As the state’s poet laureate, Gioia is the closest there is to an official elegist for our once-golden hills. While he doesn’t offer simple answers for how to heal, he does know that literature — that all art — has a way of helping people breathe again.
Gioia knows that from the most painful moment of his own life. In 1987, he and his wife Mary’s first son, Michael Jasper, died of Sudden Infant Death Syndrome.
“We had this beautiful, happy, healthy little boy,” Gioia remembered of his four-month-old. “We were shocked by how joyful we were to be parents. When he died, it plunged us into a depression, a sadness and a mourning, that lasted for years.”
Over time, the poet described his child’s passing as a numbing doorway that introduced him to other parents suffering in their solitude. He says it thrust him into “a secret society that nobody wants to be in.” But the death also inspired some of Gioia’s most moving art, including his poems, “Planting a Sequoia” and “Majority.”
Gioia stresses that contemplating his loss — the fragility and mutability of life itself — spurred him into the biggest decision of his career — to leave his corporate job in 1992 to write full-time. He didn’t care about money anymore. He just wanted to pursue art and empathy, comradery and creativity. It was a risky move since his wife was pregnant again. But Gioia quickly landed work as a correspondent for the BBC and as editor of one of the nation’s most influential poetry anthologies. He also published a book of verse dedicated to Michael Jasper called, The Gods of Winter.
Today, Gioia hopes that the thousands of Californians he’s read to over the last three years and who he’s brought out to events to hear other writers and budding young poets, will remember that literature can be a bridge to human connection even in our very worst moments.

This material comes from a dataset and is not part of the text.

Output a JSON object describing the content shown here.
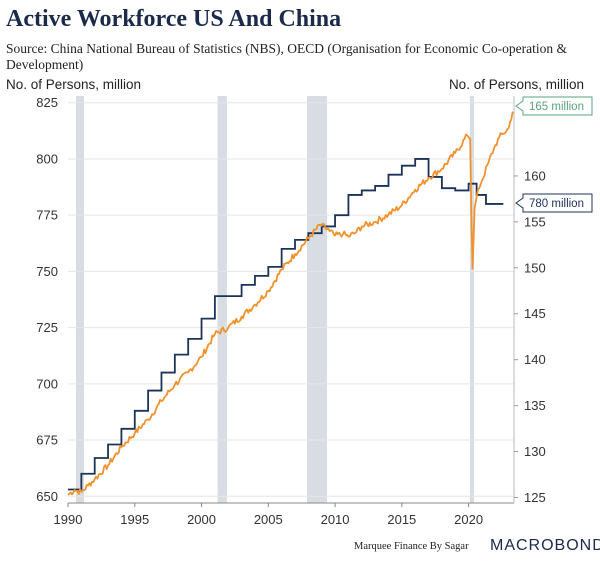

“Wisdom begins by recognizing that, while we control some things, ultimately our lives are beyond our control,” Gioia said. “When bad things happen, we should not try to hide from our own grief. You need to accept the sorrow and trust where it will lead you.
“Where art helps is to provide powerful summaries of other peoples’ experiences. When these things happen, we feel isolated. And while art won’t eliminate the pain, it does reconnect you to others and give you perspective — and it gives you hope.”